The FACE Act was enacted in the 1990s to prohibit anti-abortion protesters from blocking entry to abortion clinics, after years of extreme violence and obstruction, and U.S. District Judge Colleen Kollar-Kotelly sharply criticized Handy for her cruel treatment of clinic staff and patients. “Neither you nor any of the other co-conspirators showed any compassion, empathy, toward those two women needing medical care,” Kollar-Kotelly said on Tuesday. “Your views took precedence over, frankly, their human needs.”

Rep. Chip Roy (R-Texas) speaks at a press conference outside of the U.S. Capitol on February 14 in support of Lauren Handy and her co-defendants for obstructing the D.C. clinic. Via Shutterstock.
In September, Handy’s attorneys said they wanted to appeal her conviction to the Supreme Court and try to reverse the FACE Act. “Since the Dobbs decision that reversed Roe, there’s a very serious question about whether the federal government has any further interest in the abortion issue,” lawyer Martin Cannon of the right-wing Thomas More Society, told the Washington Examiner, “whether there’s any federal interest at stake that has to be protected under federal law, as opposed to just having the states enforce their own laws about trespass and disorderly conduct or even state FACE-like statutes.”
Handy, leader of the anti-abortion extremist group Progressive Anti-Abortion Uprising, has been involved in obstructive and dangerous anti-abortion actions for years, including clinic blockades in Virginia and Michigan that resulted in jail time prior to her invasion of the D.C. clinic in October 2020. But she received significant national attention when, in March 2022, she was arrested after police received a tip that she was keeping five aborted fetuses in the refrigerator of her D.C. apartment.

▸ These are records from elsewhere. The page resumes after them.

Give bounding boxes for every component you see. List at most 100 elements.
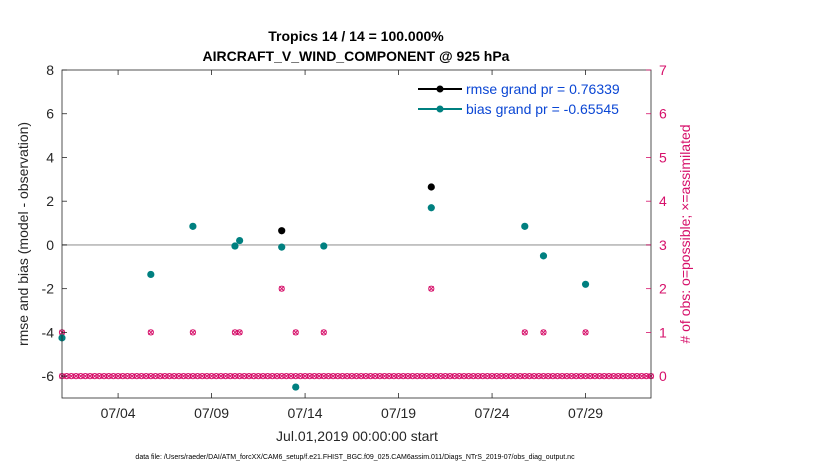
obs-assimilated-marker [358,373,364,379]
obs-assimilated-marker [629,373,636,379]
obs-possible-marker [484,373,491,380]
obs-assimilated-marker [232,329,238,336]
obs-assimilated-marker [372,373,378,379]
obs-possible-marker [133,373,140,380]
obs-possible-marker [400,373,407,380]
obs-possible-marker [241,373,248,380]
obs-possible-marker [316,373,323,380]
legend-rmse-label: rmse grand pr = 0.76339 [466,81,620,97]
obs-assimilated-marker [236,329,243,336]
obs-assimilated-marker [260,373,266,379]
obs-assimilated-marker [419,373,425,379]
obs-possible-marker [559,373,566,380]
obs-assimilated-marker [335,373,341,379]
obs-assimilated-marker [190,373,196,379]
x-tick-label: 07/24 [475,405,510,421]
obs-possible-marker [255,373,262,380]
obs-assimilated-marker [489,373,495,379]
legend: rmse grand pr = 0.76339 bias grand pr = … [418,81,620,117]
obs-possible-marker [573,373,580,380]
obs-assimilated-marker [77,373,84,379]
obs-possible-marker [479,373,486,380]
obs-assimilated-marker [564,373,570,379]
x-tick-label: 07/29 [568,405,603,421]
legend-bias-marker [436,105,444,113]
obs-assimilated-marker [129,373,135,379]
rmse-point [427,183,435,191]
obs-assimilated-marker [297,373,304,379]
obs-assimilated-marker [138,373,145,379]
obs-assimilated-marker [428,285,435,292]
bias-point [147,270,155,279]
obs-assimilated-marker [302,373,308,379]
obs-assimilated-marker [157,373,163,379]
y-tick-label-right: 0 [659,368,667,384]
obs-assimilated-marker [250,373,257,379]
obs-possible-marker [465,373,472,380]
obs-assimilated-marker [540,373,547,379]
obs-possible-marker [72,373,80,380]
obs-possible-marker [395,373,402,380]
obs-possible-marker [110,373,117,380]
obs-assimilated-marker [185,373,191,379]
y-tick-label-left: 6 [46,106,54,122]
obs-possible-marker [77,373,84,380]
obs-assimilated-marker [246,373,252,379]
obs-possible-marker [96,373,103,380]
obs-possible-marker [372,373,379,380]
obs-assimilated-marker [148,373,154,379]
obs-assimilated-marker [288,373,294,379]
obs-assimilated-marker [134,373,140,379]
obs-assimilated-marker [120,373,126,379]
obs-assimilated-marker [526,373,533,379]
y-tick-label-right: 5 [659,149,667,165]
obs-possible-marker [488,373,496,380]
obs-possible-marker [86,373,94,380]
obs-assimilated-marker [316,373,322,379]
obs-assimilated-marker [222,373,229,379]
bias-point [427,204,435,212]
y-tick-label-right: 7 [659,62,667,78]
bias-point [236,236,244,245]
obs-possible-marker [273,373,281,380]
obs-assimilated-marker [283,373,290,379]
obs-possible-marker [432,373,440,380]
obs-assimilated-marker [349,373,355,379]
obs-assimilated-marker [461,373,467,379]
obs-possible-marker [320,373,327,380]
legend-rmse-marker [436,85,444,93]
obs-assimilated-marker [330,373,336,379]
obs-assimilated-marker [218,373,224,379]
obs-possible-marker [381,373,388,380]
obs-assimilated-marker [470,373,477,379]
obs-assimilated-marker [278,285,285,292]
obs-assimilated-marker [414,373,421,379]
obs-assimilated-marker [456,373,463,379]
obs-possible-marker [545,373,552,380]
obs-assimilated-marker [615,373,622,379]
obs-assimilated-marker [166,373,173,379]
obs-assimilated-marker [442,373,449,379]
obs-possible-marker [404,373,412,380]
obs-possible-marker [287,373,295,380]
obs-assimilated-marker [190,329,196,336]
obs-possible-marker [194,373,201,380]
obs-possible-marker [171,373,178,380]
obs-possible-marker [189,373,196,380]
obs-possible-marker [353,373,360,380]
chart-title-line1: Tropics 14 / 14 = 100.000% [268,28,444,44]
obs-possible-marker [638,373,645,380]
obs-assimilated-marker [311,373,318,379]
obs-possible-marker [540,329,547,336]
obs-possible-marker [143,373,150,380]
obs-possible-marker [624,373,631,380]
obs-possible-marker [502,373,510,380]
obs-assimilated-marker [596,373,603,379]
obs-possible-marker [325,373,332,380]
obs-possible-marker [540,373,547,380]
obs-assimilated-marker [105,373,112,379]
obs-assimilated-marker [522,373,528,379]
obs-possible-marker [166,373,173,380]
obs-assimilated-marker [587,373,593,379]
obs-assimilated-marker [162,373,168,379]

It turned out that this was Handy’s plan: Her anti-abortion associates sent the tip to the police with the intention of Handy submitting photos of the fetuses into evidence to cause an inflammatory spectacle at her trial, and in an attempt to further malign the abortion clinic from which she stole the fetuses. Kollar-Kotelly declined to allow the photos to be submitted as evidence, and blocked other “vigilante” defenses from her team. At her initial trial in August, Cannon characterized Handy and her co-defendants’ actions as “conventional sit-in kind of stuff—just like Martin Luther King has a federal holiday for.”
Three of Handy’s co-defendants—Joan Andrews Bell, Jean Marshall, and Paulette Harlow—are in their 70s; Bell is longtime anti-abortion activist who has been arrested hundreds of times for similar clinic invasions, and inspired some of the other co-defendants to join the clinic blockade, according to local news station WUSA9.

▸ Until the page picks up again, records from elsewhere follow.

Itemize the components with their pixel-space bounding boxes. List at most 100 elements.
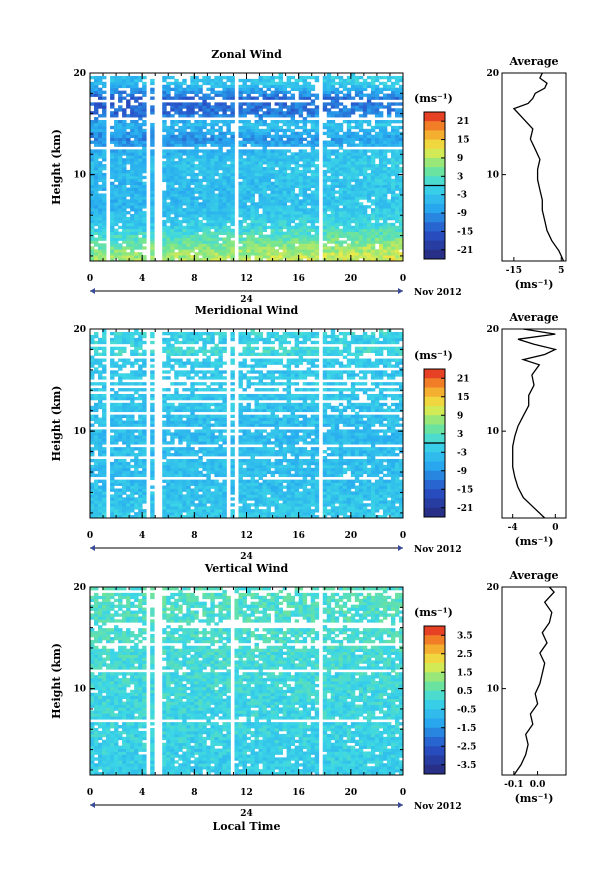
heatmap-cell: [250, 178, 255, 183]
heatmap-cell: [342, 506, 348, 510]
heatmap-cell: [398, 149, 404, 153]
heatmap-cell: [366, 231, 372, 235]
heatmap-cell: [330, 503, 336, 507]
heatmap-cell: [226, 158, 231, 162]
heatmap-cell: [166, 181, 171, 186]
heatmap-cell: [214, 178, 219, 183]
heatmap-cell: [350, 491, 356, 495]
heatmap-cell: [90, 222, 95, 227]
heatmap-cell: [206, 114, 211, 118]
heatmap-cell: [386, 175, 392, 180]
heatmap-cell: [362, 240, 368, 244]
heatmap-cell: [350, 246, 356, 250]
heatmap-cell: [214, 211, 219, 215]
heatmap-cell: [330, 190, 336, 194]
heatmap-cell: [174, 152, 179, 156]
heatmap-cell: [138, 193, 143, 197]
heatmap-cell: [190, 494, 195, 498]
heatmap-cell: [290, 234, 296, 238]
heatmap-cell: [398, 252, 404, 256]
heatmap-cell: [222, 237, 227, 241]
heatmap-cell: [282, 181, 288, 186]
heatmap-cell: [218, 497, 223, 501]
heatmap-cell: [338, 503, 344, 507]
heatmap-cell: [242, 216, 247, 221]
heatmap-cell: [198, 252, 203, 256]
heatmap-cell: [282, 167, 288, 171]
heatmap-cell: [138, 258, 143, 262]
heatmap-cell: [370, 111, 376, 115]
heatmap-cell: [134, 140, 139, 144]
heatmap-cell: [282, 473, 288, 478]
heatmap-cell: [366, 240, 372, 244]
heatmap-cell: [134, 178, 139, 183]
heatmap-cell: [254, 470, 259, 475]
heatmap-cell: [278, 181, 284, 186]
heatmap-cell: [178, 102, 183, 106]
heatmap-cell: [314, 78, 320, 83]
heatmap-cell: [122, 237, 127, 241]
heatmap-cell: [270, 234, 275, 238]
heatmap-cell: [358, 93, 364, 97]
heatmap-cell: [102, 500, 107, 504]
heatmap-cell: [338, 75, 344, 80]
heatmap-cell: [354, 500, 360, 504]
heatmap-cell: [286, 175, 292, 180]
heatmap-cell: [282, 219, 288, 224]
heatmap-cell: [118, 99, 123, 103]
heatmap-cell: [266, 193, 271, 197]
heatmap-cell: [394, 143, 400, 147]
heatmap-cell: [250, 187, 255, 191]
heatmap-cell: [314, 140, 320, 144]
heatmap-cell: [126, 175, 131, 180]
heatmap-cell: [150, 152, 155, 156]
heatmap-cell: [294, 488, 300, 492]
heatmap-cell: [290, 96, 296, 100]
heatmap-cell: [390, 497, 396, 501]
heatmap-cell: [294, 122, 300, 127]
heatmap-cell: [266, 102, 271, 106]
heatmap-cell: [350, 219, 356, 224]
heatmap-cell: [326, 485, 332, 489]
heatmap-cell: [142, 90, 147, 94]
heatmap-cell: [94, 231, 99, 235]
heatmap-cell: [298, 158, 304, 162]
heatmap-cell: [270, 482, 275, 486]
heatmap-cell: [398, 108, 404, 112]
heatmap-cell: [298, 240, 304, 244]
heatmap-cell: [190, 515, 195, 519]
heatmap-cell: [314, 190, 320, 194]
heatmap-cell: [334, 161, 340, 165]
heatmap-cell: [142, 211, 147, 215]
heatmap-cell: [162, 234, 167, 238]
heatmap-cell: [142, 482, 147, 486]
heatmap-cell: [178, 231, 183, 235]
heatmap-cell: [110, 90, 115, 94]
heatmap-cell: [258, 500, 263, 504]
heatmap-cell: [170, 199, 175, 203]
heatmap-cell: [250, 222, 255, 227]
heatmap-cell: [238, 205, 243, 209]
heatmap-cell: [338, 211, 344, 215]
heatmap-cell: [226, 90, 231, 94]
heatmap-cell: [162, 199, 167, 203]
heatmap-cell: [306, 84, 312, 89]
heatmap-cell: [182, 234, 187, 238]
heatmap-cell: [218, 512, 223, 516]
heatmap-cell: [162, 169, 167, 174]
heatmap-cell: [238, 246, 243, 250]
heatmap-cell: [334, 491, 340, 495]
heatmap-cell: [378, 167, 384, 171]
heatmap-cell: [230, 178, 235, 183]
heatmap-cell: [122, 120, 127, 124]
heatmap-cell: [214, 152, 219, 156]
heatmap-cell: [134, 81, 139, 86]
heatmap-cell: [278, 258, 284, 262]
heatmap-cell: [214, 488, 219, 492]
heatmap-cell: [358, 75, 364, 80]
heatmap-cell: [314, 485, 320, 489]
heatmap-cell: [166, 246, 171, 250]
heatmap-cell: [102, 175, 107, 180]
heatmap-cell: [310, 252, 316, 256]
heatmap-cell: [398, 190, 404, 194]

Handy’s sentencing comes as anti-abortion violence targeting abortion providers and patients has steadily been on the rise in recent years. Last May, the National Abortion Federation (NAF) reported that, from 2021 to 2022, there was a 229% increase in stalking, 231% increase in burglaries, and 100% increase in clinic arsons (from two cases in 2021 to four in 2022) at clinics across the country. As clinics continue to shutter due to state abortion bans, the ones that remain have become even more vulnerable to anti-abortion harassment and threats.